Herceptin was designed to be effective against tumors with an excess of the HER2 gene. Thus, when patients have a breast cancer relapse, only those who test positive for HER2 are treated with Herceptin.

But the controversial details in the paper revolve around the side effects Herceptin showed when given with the common chemotherapy agent doxyrubicin.

Lead author Dr. Dennis J. Slamon, a cancer researcher at the University of California at Los Angeles, explained that administering Herceptin and doxyrubicin together seemed to affect the hearts of test patients, causing fatigue, shortness of breath and other symptoms.

Though such side effects might be tolerable when treating advanced and aggressive breast cancers, Slamon said oncologists, for whom doxyrubicin is a favorite chemotherapy agent, would be reluctant to use it in combination with Herceptin for early stage cancers.

Slamon said evidence in the New England Journal of Medicine, coupled with other Herceptin studies whose results have not yet been published, suggest these side effects do not occur when Herceptin is given with two other chemotherapy agents, taxotere and carboplatin.

However, Slamon said leading oncologists, the specialists who administer chemotherapy drugs, have resisted suggestions that it would be worthwhile to switch agents in order to use Herceptin safely right off the bat, when breast cancer is first diagnosed.

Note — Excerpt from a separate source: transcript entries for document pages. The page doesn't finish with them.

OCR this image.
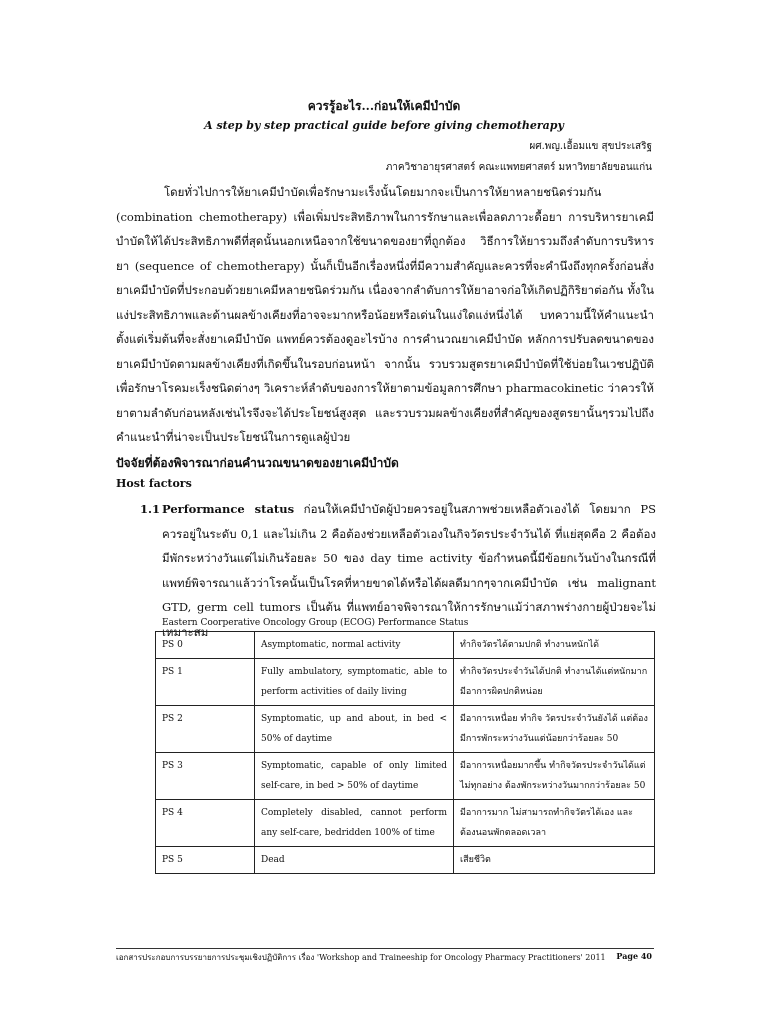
ควรรู้อะไร...ก่อนให้เคมีบำบัด
A step by step practical guide before giving chemotherapy
ผศ.พญ.เอื้อมแข สุขประเสริฐ
ภาควิชาอายุรศาสตร์ คณะแพทยศาสตร์ มหาวิทยาลัยขอนแก่น

โดยทั่วไปการให้ยาเคมีบำบัดเพื่อรักษามะเร็งนั้นโดยมากจะเป็นการให้ยาหลายชนิดร่วมกัน (combination chemotherapy) เพื่อเพิ่มประสิทธิภาพในการรักษาและเพื่อลดภาวะดื้อยา การบริหารยาเคมีบำบัดให้ได้ประสิทธิภาพดีที่สุดนั้นนอกเหนือจากใช้ขนาดของยาที่ถูกต้อง วิธีการให้ยารวมถึงลำดับการบริหารยา (sequence of chemotherapy) นั้นก็เป็นอีกเรื่องหนึ่งที่มีความสำคัญและควรที่จะคำนึงถึงทุกครั้งก่อนสั่งยาเคมีบำบัดที่ประกอบด้วยยาเคมีหลายชนิดร่วมกัน เนื่องจากลำดับการให้ยาอาจก่อให้เกิดปฏิกิริยาต่อกัน ทั้งในแง่ประสิทธิภาพและด้านผลข้างเคียงที่อาจจะมากหรือน้อยหรือเด่นในแง่ใดแง่หนึ่งได้ บทความนี้ให้คำแนะนำตั้งแต่เริ่มต้นที่จะสั่งยาเคมีบำบัด แพทย์ควรต้องดูอะไรบ้าง การคำนวณยาเคมีบำบัด หลักการปรับลดขนาดของยาเคมีบำบัดตามผลข้างเคียงที่เกิดขึ้นในรอบก่อนหน้า จากนั้น รวบรวมสูตรยาเคมีบำบัดที่ใช้บ่อยในเวชปฏิบัติเพื่อรักษาโรคมะเร็งชนิดต่างๆ วิเคราะห์ลำดับของการให้ยาตามข้อมูลการศึกษา pharmacokinetic ว่าควรให้ยาตามลำดับก่อนหลังเช่นไรจึงจะได้ประโยชน์สูงสุด และรวบรวมผลข้างเคียงที่สำคัญของสูตรยานั้นๆรวมไปถึงคำแนะนำที่น่าจะเป็นประโยชน์ในการดูแลผู้ป่วย

ปัจจัยที่ต้องพิจารณาก่อนคำนวณขนาดของยาเคมีบำบัด
Host factors
1.1 Performance status ก่อนให้เคมีบำบัดผู้ป่วยควรอยู่ในสภาพช่วยเหลือตัวเองได้ โดยมาก PS ควรอยู่ในระดับ 0,1 และไม่เกิน 2 คือต้องช่วยเหลือตัวเองในกิจวัตรประจำวันได้ ที่แย่สุดคือ 2 คือต้องมีพักระหว่างวันแต่ไม่เกินร้อยละ 50 ของ day time activity ข้อกำหนดนี้มีข้อยกเว้นบ้างในกรณีที่แพทย์พิจารณาแล้วว่าโรคนั้นเป็นโรคที่หายขาดได้หรือได้ผลดีมากๆจากเคมีบำบัด เช่น malignant GTD, germ cell tumors เป็นต้น ที่แพทย์อาจพิจารณาให้การรักษาแม้ว่าสภาพร่างกายผู้ป่วยจะไม่เหมาะสม
Eastern Coorperative Oncology Group (ECOG) Performance Status
PS 0	Asymptomatic, normal activity	ทำกิจวัตรได้ตามปกติ ทำงานหนักได้
PS 1	Fully ambulatory, symptomatic, able to perform activities of daily living	ทำกิจวัตรประจำวันได้ปกติ ทำงานได้แต่หนักมาก มีอาการผิดปกติหน่อย
PS 2	Symptomatic, up and about, in bed < 50% of daytime	มีอาการเหนื่อย ทำกิจ วัตรประจำวันยังได้ แต่ต้องมีการพักระหว่างวันแต่น้อยกว่าร้อยละ 50
PS 3	Symptomatic, capable of only limited self-care, in bed > 50% of daytime	มีอาการเหนื่อยมากขึ้น ทำกิจวัตรประจำวันได้แต่ไม่ทุกอย่าง ต้องพักระหว่างวันมากกว่าร้อยละ 50
PS 4	Completely disabled, cannot perform any self-care, bedridden 100% of time	มีอาการมาก ไม่สามารถทำกิจวัตรได้เอง และต้องนอนพักตลอดเวลา
PS 5	Dead	เสียชีวิต
เอกสารประกอบการบรรยายการประชุมเชิงปฏิบัติการ เรื่อง 'Workshop and Traineeship for Oncology Pharmacy Practitioners' 2011 Page 40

``The uphill battle we're struggling with is that some people don't want to accept these changes,'' Slamon said.

Dr. Larry Norton, a specialist at New York's Memorial Sloan-Kettering Medical Center, is against using Herceptin to treat early stage cancer at this time, especially if it means pushing doxyrubicin aside.

``We don't know yet if it's effective; we don't know yet if it's safe,'' he said, adding that early administration of Herceptin might breed tumors resistant to the drug, rendering it useless when current treatments fail and Herceptin is needed for late-stage cancers.

Slamon said studies are under way to test Herceptin on newly diagnosed cancers.

One test will involve 3,000 patients in a three-way comparison. One thousand will get doxyrubicin. An equal number will get doxyrubicin and Herceptin. The third group will get Herceptin and the other chemotherapy drugs, taxotere and carboplatin.

But it could be 2004 before those studies settle the debate over the safety and effectiveness of Herceptin as a front-line treatment for HER2 breast cancers, Slamon said.